In the sentimental rubbish which historians and art critic’s write about the Middle Ages, we are told that mighty cathedrals and temples were produced by the co-operative devotion and reverence of whole communities of worshipers. When you come to investigate the facts, you find that they were produced amid a chaos of wrangling and cheating and lying, exactly as a modern public building, or a battleship, or a fleet of aeroplanes is produced. The chief architect of Pope Julius II was a dissipated and murderous rascal, who was putting rotten walls into the Vatican buildings—walls which have had to be repaired incessantly ever since.
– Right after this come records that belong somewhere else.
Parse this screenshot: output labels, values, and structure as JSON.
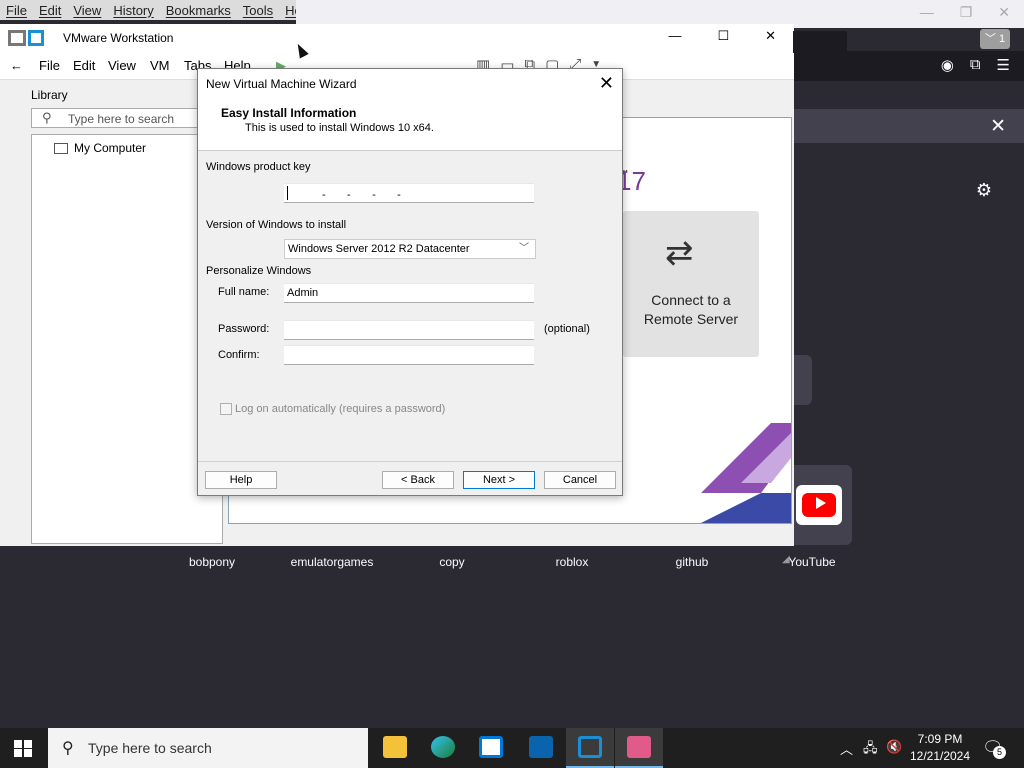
{
  "firefox": {
    "menu": [
      "File",
      "Edit",
      "View",
      "History",
      "Bookmarks",
      "Tools",
      "Help"
    ],
    "tab_count": "1",
    "shortcuts": [
      "bobpony",
      "emulatorgames",
      "copy",
      "roblox",
      "github",
      "YouTube"
    ]
  },
  "vmware": {
    "title": "VMware Workstation",
    "menu": [
      "File",
      "Edit",
      "View",
      "VM",
      "Tabs",
      "Help"
    ],
    "library": {
      "label": "Library",
      "search_placeholder": "Type here to search",
      "tree": [
        "My Computer"
      ]
    },
    "home": {
      "version": "17",
      "remote_card_label": "Connect to a Remote Server"
    }
  },
  "dialog": {
    "title": "New Virtual Machine Wizard",
    "heading": "Easy Install Information",
    "subheading": "This is used to install Windows 10 x64.",
    "product_key_label": "Windows product key",
    "product_key_value": "-       -       -       -",
    "version_label": "Version of Windows to install",
    "version_selected": "Windows Server 2012 R2 Datacenter",
    "personalize_label": "Personalize Windows",
    "fullname_label": "Full name:",
    "fullname_value": "Admin",
    "password_label": "Password:",
    "password_value": "",
    "optional_note": "(optional)",
    "confirm_label": "Confirm:",
    "confirm_value": "",
    "autologon_label": "Log on automatically (requires a password)",
    "autologon_checked": false,
    "buttons": {
      "help": "Help",
      "back": "< Back",
      "next": "Next >",
      "cancel": "Cancel"
    }
  },
  "taskbar": {
    "search_placeholder": "Type here to search",
    "apps": [
      "file-explorer",
      "edge",
      "store",
      "outlook",
      "vmware-workstation",
      "app-pink"
    ],
    "time": "7:09 PM",
    "date": "12/21/2024",
    "notification_count": "5"
  },
  "colors": {
    "accent": "#0078d7",
    "vmware_purple": "#7a3b96",
    "firefox_dark": "#1c1b22"
  }
}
He carried on intrigues against Michelangelo, and succeeded in persuading the pope that it was bad luck for anyone to build his own tomb while he was alive. So the pope dropped the project, and Michelangelo was left in debt, having to pay out of his own pocket the costs of transporting the mountain of marble. The sculptor stormed the Vatican and insisted upon being paid, and the pope had him put out by a groom.
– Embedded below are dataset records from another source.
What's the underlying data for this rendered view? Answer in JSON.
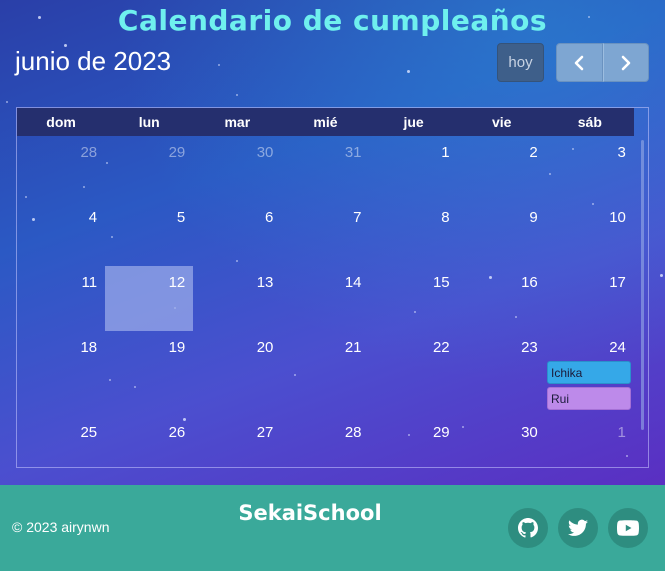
{
  "site": {
    "title": "Calendario de cumpleaños"
  },
  "toolbar": {
    "month_title": "junio de 2023",
    "today_label": "hoy"
  },
  "weekdays": [
    "dom",
    "lun",
    "mar",
    "mié",
    "jue",
    "vie",
    "sáb"
  ],
  "weeks": [
    [
      {
        "n": "28",
        "other": true
      },
      {
        "n": "29",
        "other": true
      },
      {
        "n": "30",
        "other": true
      },
      {
        "n": "31",
        "other": true
      },
      {
        "n": "1"
      },
      {
        "n": "2"
      },
      {
        "n": "3"
      }
    ],
    [
      {
        "n": "4"
      },
      {
        "n": "5"
      },
      {
        "n": "6"
      },
      {
        "n": "7"
      },
      {
        "n": "8"
      },
      {
        "n": "9"
      },
      {
        "n": "10"
      }
    ],
    [
      {
        "n": "11"
      },
      {
        "n": "12",
        "today": true
      },
      {
        "n": "13"
      },
      {
        "n": "14"
      },
      {
        "n": "15"
      },
      {
        "n": "16"
      },
      {
        "n": "17"
      }
    ],
    [
      {
        "n": "18"
      },
      {
        "n": "19"
      },
      {
        "n": "20"
      },
      {
        "n": "21"
      },
      {
        "n": "22"
      },
      {
        "n": "23"
      },
      {
        "n": "24"
      }
    ],
    [
      {
        "n": "25"
      },
      {
        "n": "26"
      },
      {
        "n": "27"
      },
      {
        "n": "28"
      },
      {
        "n": "29"
      },
      {
        "n": "30"
      },
      {
        "n": "1",
        "other": true
      }
    ]
  ],
  "events": [
    {
      "label": "Ichika",
      "day": "24",
      "color": "#35a8e8"
    },
    {
      "label": "Rui",
      "day": "24",
      "color": "#bd8aea"
    }
  ],
  "footer": {
    "copyright": "© 2023 airynwn",
    "brand": "SekaiSchool",
    "social": [
      "github-icon",
      "twitter-icon",
      "youtube-icon"
    ]
  }
}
Next he was required to make a bronze statue of his most holy pope. He protested that he did not know anything about casting bronze, but he worked at it for more than a year, making a wretched failure of it, and ruining his health. Then he was ordered to paint the ceiling of the Sistine Chapel. He protested that he did not know how to paint ceilings, it was hard and exhausting work; but again the pope insisted, and Michelangelo spent four years at this, painting his colossal and terrifying symbols upside down. Because he took so long at it, the pope was enraged, insisting upon seeing the work and criticizing it, flying into a fury and beating Michelangelo with his staff, then sending a messenger with five hundred ducats to salve his feelings.